Denis Lord   6 janvier 2007  Éducation
La réforme est déjà implantée au premier cycle du secondaire. L'opération ne va pas sans heurts. Si un enseignant approuve l'orientation générale donnée, il n'est pas sans constater que beaucoup de correctifs devront être apportés.

Le renouveau pédagogique est en place au premier cycle de toutes les écoles québécoises de niveau secondaire depuis déjà quelques années. Dès l'an prochain, il sera appliqué à la troisième secondaire puis, en 2008 et 2009, au reste du second cycle.

Dans les grandes lignes, les objectifs de la réforme de l'éducation — actualisation des méthodes et du contenu de l'enseignement, hausse du pourcentage de diplômés — obtenaient le consensus des divers intervenants du secteur de l'éducation. Dans les faits cependant, la réforme s'est heurtée à une vaste campagne de dénigrement quant à ses modalités.

Rapprocher les matières

Marc Landry enseigne actuellement le français dans une école secondaire de la Rive-Sud. Voilà 15 ans qu'il oeuvre au sein du système d'éducation québécois et il épouse globalement son actuel remodelage. «Notre fameux système d'éducation produisait 40 % de décrocheurs, affirme-t-il. On enseignait presque comme à l'époque de Molière. J'exagère un peu, mais les jeunes d'aujourd'hui sont nés avec un cellulaire dans une main et une souris d'ordinateur dans l'autre. Le renouveau pédagogique correspond à une nécessité.»

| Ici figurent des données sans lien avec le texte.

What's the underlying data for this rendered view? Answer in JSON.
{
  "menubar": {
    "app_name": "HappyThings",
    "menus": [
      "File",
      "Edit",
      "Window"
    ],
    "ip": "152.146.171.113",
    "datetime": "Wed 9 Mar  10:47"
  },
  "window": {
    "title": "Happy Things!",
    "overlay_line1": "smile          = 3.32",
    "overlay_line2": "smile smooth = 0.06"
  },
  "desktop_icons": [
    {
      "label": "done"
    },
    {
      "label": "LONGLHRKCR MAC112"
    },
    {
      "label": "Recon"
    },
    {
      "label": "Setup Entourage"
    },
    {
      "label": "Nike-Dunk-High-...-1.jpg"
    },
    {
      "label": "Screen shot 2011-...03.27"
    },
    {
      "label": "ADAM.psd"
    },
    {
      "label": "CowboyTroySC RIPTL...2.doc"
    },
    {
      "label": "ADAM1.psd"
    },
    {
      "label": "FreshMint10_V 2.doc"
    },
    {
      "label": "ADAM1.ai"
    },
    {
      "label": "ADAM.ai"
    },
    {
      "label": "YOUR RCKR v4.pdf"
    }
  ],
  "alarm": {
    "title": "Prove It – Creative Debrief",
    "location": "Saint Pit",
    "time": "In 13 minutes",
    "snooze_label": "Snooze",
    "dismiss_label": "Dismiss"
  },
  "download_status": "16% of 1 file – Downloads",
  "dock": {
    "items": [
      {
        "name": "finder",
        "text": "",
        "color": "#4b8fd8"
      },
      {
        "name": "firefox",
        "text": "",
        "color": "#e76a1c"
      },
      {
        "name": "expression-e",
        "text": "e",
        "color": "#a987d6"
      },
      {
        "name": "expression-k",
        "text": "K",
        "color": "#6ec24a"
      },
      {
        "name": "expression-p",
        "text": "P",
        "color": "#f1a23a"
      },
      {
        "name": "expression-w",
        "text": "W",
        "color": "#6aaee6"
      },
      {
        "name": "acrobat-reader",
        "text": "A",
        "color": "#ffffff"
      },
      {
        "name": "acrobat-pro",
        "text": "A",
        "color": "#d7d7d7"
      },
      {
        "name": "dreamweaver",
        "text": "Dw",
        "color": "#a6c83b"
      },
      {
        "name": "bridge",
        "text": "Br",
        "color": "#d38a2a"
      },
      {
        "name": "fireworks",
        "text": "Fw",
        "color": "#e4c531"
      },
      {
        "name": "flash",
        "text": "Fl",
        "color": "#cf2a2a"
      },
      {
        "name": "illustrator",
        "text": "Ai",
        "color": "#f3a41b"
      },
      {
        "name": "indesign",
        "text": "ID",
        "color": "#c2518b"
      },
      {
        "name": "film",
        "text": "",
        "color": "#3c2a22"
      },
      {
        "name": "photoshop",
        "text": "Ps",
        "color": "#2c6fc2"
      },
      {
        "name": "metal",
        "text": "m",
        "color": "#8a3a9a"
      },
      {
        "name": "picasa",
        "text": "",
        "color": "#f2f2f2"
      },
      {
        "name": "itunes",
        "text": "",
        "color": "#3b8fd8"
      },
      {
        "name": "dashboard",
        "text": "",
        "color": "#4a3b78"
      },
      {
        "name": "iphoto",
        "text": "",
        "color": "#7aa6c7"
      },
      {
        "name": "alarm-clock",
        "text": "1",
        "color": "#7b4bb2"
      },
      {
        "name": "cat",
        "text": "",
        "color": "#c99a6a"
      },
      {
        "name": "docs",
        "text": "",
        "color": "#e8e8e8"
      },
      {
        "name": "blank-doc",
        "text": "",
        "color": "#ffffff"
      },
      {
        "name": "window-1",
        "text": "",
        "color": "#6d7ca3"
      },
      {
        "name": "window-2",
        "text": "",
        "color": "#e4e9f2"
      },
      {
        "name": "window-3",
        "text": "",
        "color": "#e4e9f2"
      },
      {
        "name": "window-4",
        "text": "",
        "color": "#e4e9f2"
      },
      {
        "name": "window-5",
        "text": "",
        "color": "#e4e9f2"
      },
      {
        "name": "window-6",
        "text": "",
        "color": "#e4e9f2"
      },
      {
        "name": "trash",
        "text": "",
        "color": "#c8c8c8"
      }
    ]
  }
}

À l'approche «perroquet», Marc Landry privilégie largement celle, socioconstructiviste, de la pédagogie par projets, qui met l'accent sur l'activité de l'étudiant dans une perspective collective et d'interconnexion entre les matières. «La réforme, affirme l'enseignant, permet aussi de faire le lien entre la théorie et la pratique. En français, ça fait des années qu'il est prouvé que le transfert ne s'opère pas entre la théorie et les exercices. On multiplie ces derniers, mais sans résultat. Il faut enseigner la grammaire dans un contexte cohérent.»

Pour ce faire, Marc Landry fait écrire à ses étudiants sous la forme journalistique des faits divers, par exemple, qui illustrent les notions de phrases incises et divers usages de la ponctuation. Il y a un mois, ses étudiants devaient produire un texte sur des personnalités humanistes comme Gan-dhi ou Gilles Kègle. Ce projet leur permettait de démontrer leur connaissance de la grammaire tout en exploitant des notions d'histoire et des questionnements abordés dans leur cours de morale.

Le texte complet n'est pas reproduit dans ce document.